Physician Innovators Breathe New Life into Old Spirometer Designs
Physician innovators at Carle Illinois College of Medicine have improved a device that helps prevent pneumonia in patients recovering from surgery. They’ve reengineered a traditional incentive spirometer making it easier to use and more effective. The innovation could save lives and staff time at hospitals across the country.
Traditional incentive spirometers are meant to encourage surgery patients to practice deep-breathing exercises to prevent fluid collection in their lungs following surgery. However, they can confuse patients and put them at risk of not using them correctly. Carle Illinois students Roxana Azimi and Linus Lee’s device is set change that.

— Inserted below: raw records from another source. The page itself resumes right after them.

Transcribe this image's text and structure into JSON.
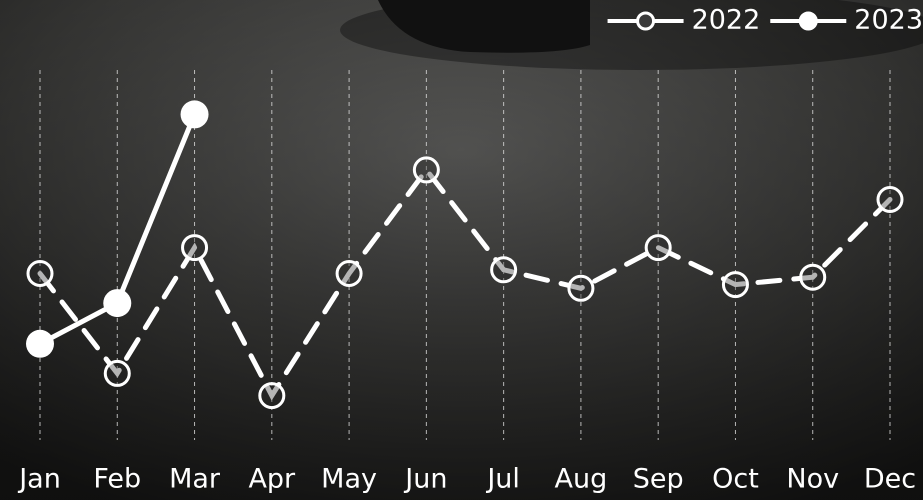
{
  "chart_data": {
    "type": "line",
    "categories": [
      "Jan",
      "Feb",
      "Mar",
      "Apr",
      "May",
      "Jun",
      "Jul",
      "Aug",
      "Sep",
      "Oct",
      "Nov",
      "Dec"
    ],
    "series": [
      {
        "name": "2022",
        "color": "#ffffff",
        "values": [
          45,
          18,
          52,
          12,
          45,
          73,
          46,
          41,
          52,
          42,
          44,
          65
        ]
      },
      {
        "name": "2023",
        "color": "#ffffff",
        "values": [
          26,
          37,
          88,
          null,
          null,
          null,
          null,
          null,
          null,
          null,
          null,
          null
        ]
      }
    ],
    "ylim": [
      0,
      100
    ],
    "grid": true,
    "legend": "top-right"
  }
}
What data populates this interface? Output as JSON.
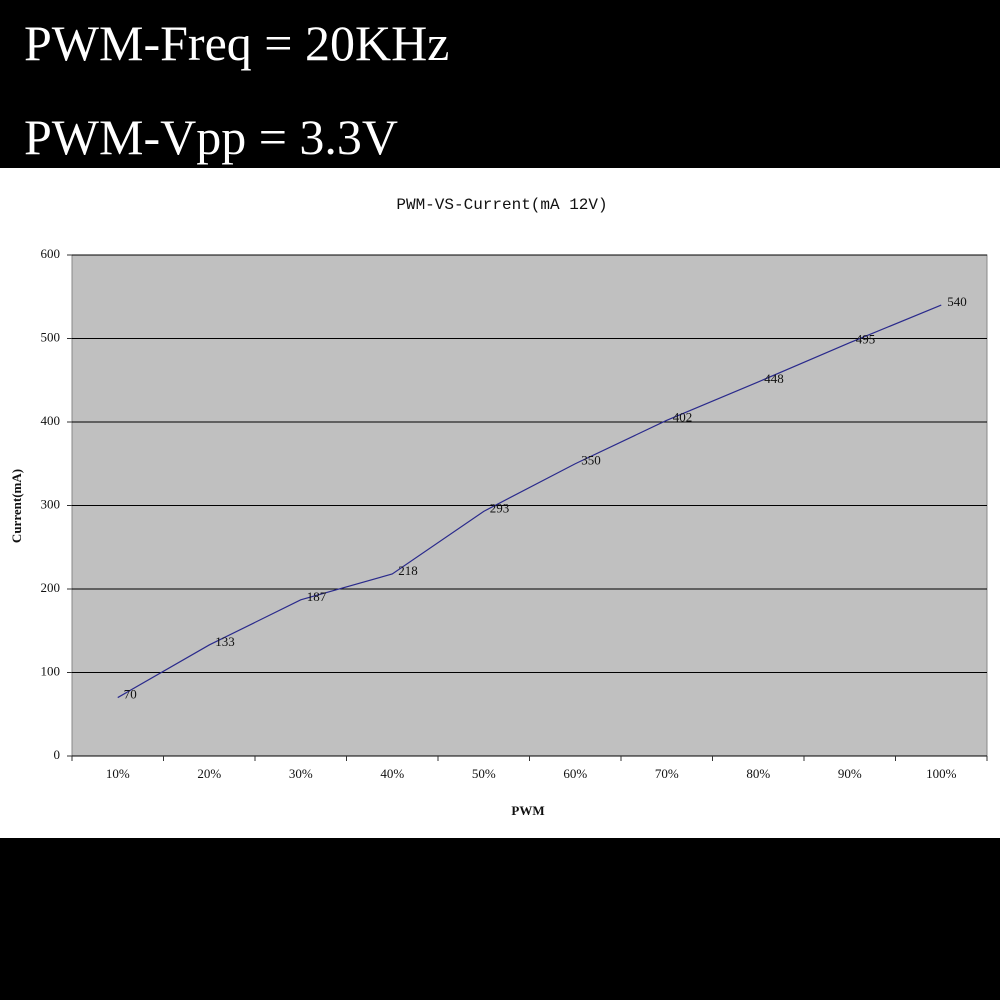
{
  "header": {
    "lines": [
      "PWM-Freq = 20KHz",
      "PWM-Vpp = 3.3V"
    ]
  },
  "chart_data": {
    "type": "line",
    "title": "PWM-VS-Current(mA 12V)",
    "x_label": "PWM",
    "y_label": "Current(mA)",
    "categories": [
      "10%",
      "20%",
      "30%",
      "40%",
      "50%",
      "60%",
      "70%",
      "80%",
      "90%",
      "100%"
    ],
    "values": [
      70,
      133,
      187,
      218,
      293,
      350,
      402,
      448,
      495,
      540
    ],
    "color": "#2a2a8c",
    "ylim": [
      0,
      600
    ],
    "yticks": [
      0,
      100,
      200,
      300,
      400,
      500,
      600
    ],
    "grid": true
  }
}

“We kept seeing patients blow into the spirometer rather than inhaling. It just really does not look very intuitive at all. We aren’t reinventing the wheel, but we think the new design is an important visual cue to get patients to inhale and use the device correctly,” Lee explained.
SureThread: Inserter Designed for Intra-Operative Use
The intrauterine device (IUD) is among the most effective forms of birth control. Typically, an IUD is easily removed through strings that can be seen and grasped during a pelvic exam. But when IUDs are placed after a Cesarian-section, the strings seldom make their way through the cervix, making removal difficult and, in some cases, deterring patients from receiving IUDs after childbirth.
Carle Illinois College of Medicine students Valerie Chen and Matthew Lee sought out to change that. They partnered with students in the Department of Bioengineering to develop SureThread, a novel IUD insertion device specifically designed for IUD insertion after C-section. It is the first IUD inserter specifically designed for intra-operative use and improves IUD string placement, which is crucial when it comes time to remove the IUD. This device holds enormous promise to improving accessibility and quality of post-partum contraception in a key step forward in reproductive health.